SINCLAIR LEWIS, the first American to win the Nobel Prize for Literature, was a mentor to many aspiring writers during his career. This conference, held in Lewis’ hometown of Sauk Centre, is a tribute to a writer who took the time to help other writers hone their craft. Based on the enthusiastic response following 25 years of writers’ conferences, we will continue our mission of encouraging and inspiring Minnesota writers.
“The difference between the right word and the almost right word is the difference between the lightning and the lightning bug.” This bit of writing wisdom was presented by former WCCO TV news anchor Don Shelby in his portrayal of Mark Twain at the 25th Anniversary Sinclair Lewis Writer’s Conference on the evening of October 10, 2015.

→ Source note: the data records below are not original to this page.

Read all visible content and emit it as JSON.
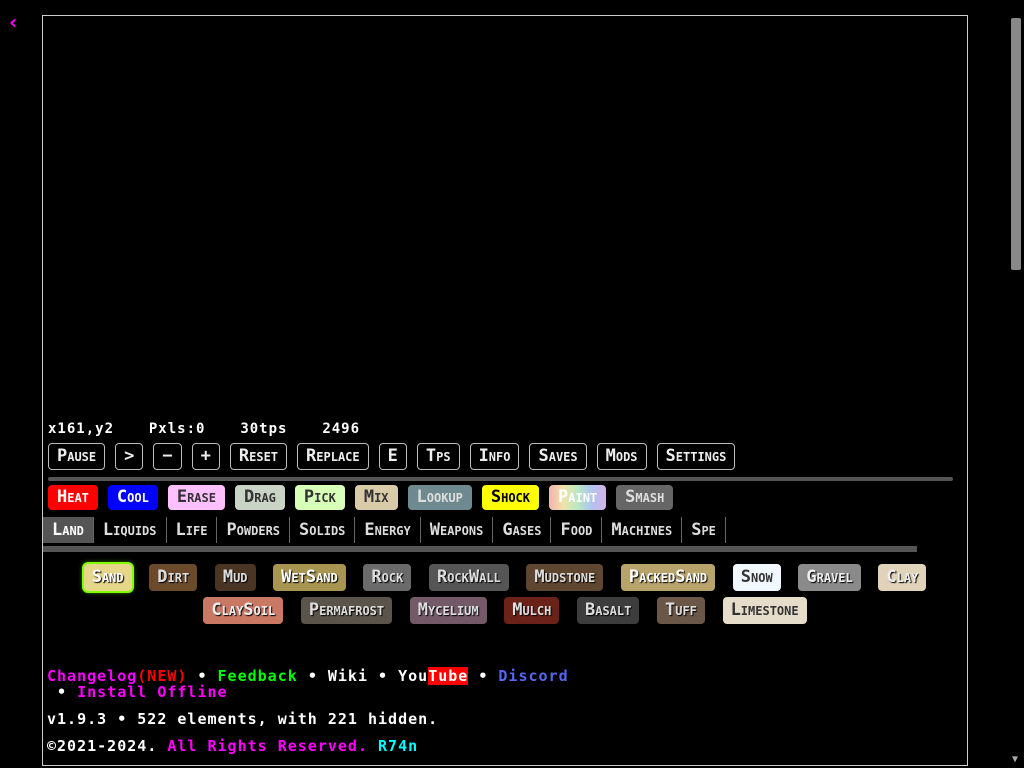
{
  "nav": {
    "back_glyph": "‹"
  },
  "stats": {
    "coords": "x161,y2",
    "pixels": "Pxls:0",
    "tps": "30tps",
    "count": "2496"
  },
  "controls": [
    "Pause",
    ">",
    "−",
    "+",
    "Reset",
    "Replace",
    "E",
    "Tps",
    "Info",
    "Saves",
    "Mods",
    "Settings"
  ],
  "tools": [
    {
      "label": "Heat",
      "bg": "#ff0000",
      "fg": "#ffffff"
    },
    {
      "label": "Cool",
      "bg": "#0000ff",
      "fg": "#ffffff"
    },
    {
      "label": "Erase",
      "bg": "#ffc0ff",
      "fg": "#333333"
    },
    {
      "label": "Drag",
      "bg": "#c9d3c6",
      "fg": "#333333"
    },
    {
      "label": "Pick",
      "bg": "#d7ffb8",
      "fg": "#333333"
    },
    {
      "label": "Mix",
      "bg": "#d9caa8",
      "fg": "#333333"
    },
    {
      "label": "Lookup",
      "bg": "#6e8a90",
      "fg": "#dddddd"
    },
    {
      "label": "Shock",
      "bg": "#ffff00",
      "fg": "#000000"
    },
    {
      "label": "Paint",
      "bg": "#e9b2c6",
      "fg": "#ffffff"
    },
    {
      "label": "Smash",
      "bg": "#666666",
      "fg": "#dddddd"
    }
  ],
  "categories": [
    "Land",
    "Liquids",
    "Life",
    "Powders",
    "Solids",
    "Energy",
    "Weapons",
    "Gases",
    "Food",
    "Machines",
    "Spe"
  ],
  "elements": [
    {
      "label": "Sand",
      "bg": "#e6d68a",
      "fg": "#ffffff",
      "selected": true
    },
    {
      "label": "Dirt",
      "bg": "#6b4a2b",
      "fg": "#dddddd"
    },
    {
      "label": "Mud",
      "bg": "#4a3424",
      "fg": "#dddddd"
    },
    {
      "label": "WetSand",
      "bg": "#a89551",
      "fg": "#ffffff"
    },
    {
      "label": "Rock",
      "bg": "#6a6a6a",
      "fg": "#dddddd"
    },
    {
      "label": "RockWall",
      "bg": "#555555",
      "fg": "#dddddd"
    },
    {
      "label": "Mudstone",
      "bg": "#5f4630",
      "fg": "#dddddd"
    },
    {
      "label": "PackedSand",
      "bg": "#b8a46a",
      "fg": "#ffffff"
    },
    {
      "label": "Snow",
      "bg": "#f2f8ff",
      "fg": "#333333"
    },
    {
      "label": "Gravel",
      "bg": "#8a8a8a",
      "fg": "#eeeeee"
    },
    {
      "label": "Clay",
      "bg": "#e0d3b9",
      "fg": "#eeeeee"
    },
    {
      "label": "ClaySoil",
      "bg": "#c97864",
      "fg": "#eeeeee"
    },
    {
      "label": "Permafrost",
      "bg": "#5b544a",
      "fg": "#dddddd"
    },
    {
      "label": "Mycelium",
      "bg": "#745969",
      "fg": "#dddddd"
    },
    {
      "label": "Mulch",
      "bg": "#6a2219",
      "fg": "#dddddd"
    },
    {
      "label": "Basalt",
      "bg": "#3d3d3d",
      "fg": "#dddddd"
    },
    {
      "label": "Tuff",
      "bg": "#6b5747",
      "fg": "#dddddd"
    },
    {
      "label": "Limestone",
      "bg": "#e5dcc9",
      "fg": "#333333"
    }
  ],
  "footer": {
    "changelog": "Changelog",
    "changelog_new": "(NEW)",
    "feedback": "Feedback",
    "wiki": "Wiki",
    "youtube_a": "You",
    "youtube_b": "Tube",
    "discord": "Discord",
    "install": "Install Offline",
    "sep": "•"
  },
  "version": "v1.9.3 • 522 elements, with 221 hidden.",
  "copyright": {
    "prefix": "©2021-2024.",
    "rights": "All Rights Reserved.",
    "author": "R74n"
  },
  "colors": {
    "accent": "#ff00ff",
    "feedback": "#00ff00",
    "discord": "#5865f2",
    "youtube": "#ff0000",
    "author": "#00ffff"
  }
}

In an interview before his performance, 68-year-old Shelby said he wrote his Twain monologue especially for the event with an emphasis on Twain’s thoughts about writing. Shelby has been working on his Twain impersonation for 25 years, reading everything Twain wrote and sharing ideas with his friend and Twain impersonator Hal Holbrook. Material also came from Twain’s 7,000 lectures, many preserved by newspaper reporters using shorthand. During the monologue, Shelby relayed Twain’s words of wisdom and encouragement for the Writers’ Conference participants. He said, “There are some books that refuse to be written. They stand their ground year after year and will not be persuaded. It isn’t because the book is not there and not worth being written — it is only because the right form of the story does not present itself. There is only one right form for a story and if you fail to find that form the story will not tell itself.” He also advised, “Write without pay until someone offers pay. If nobody offers within three years, the candidate may look upon this as a sign that sawing wood is what he was intended for.”
Twain admitted he had been a writer for 40 years and an ass for 72 years. Perhaps as a demonstration of trait, he went on to talk about the books of Jane Austin. Twain said, “I haven’t any right to criticize books, and I don’t do it except when I hate them. I often want to criticize Jane Austen, but her books madden me so that I can’t conceal my frenzy from the reader; and therefore I have to stop every time I begin. Every time I read Pride and Prejudice I want to dig her up and beat her over the skull with her own shin-bone.” He encouraged the audience to “Read, read, read. Everyone should read good books. Those that don’t, aren’t any better than those that can’t read.” Shelby got a standing ovation for his portrayal of Mark Twain at the Sauk Centre High School Auditorium.
To top off the evening, Bart and Ross Sutter, presented a combination of poetry readings and European folk music. The Sutter Brothers, performed their lively mix of poetry and music along with songs and stories.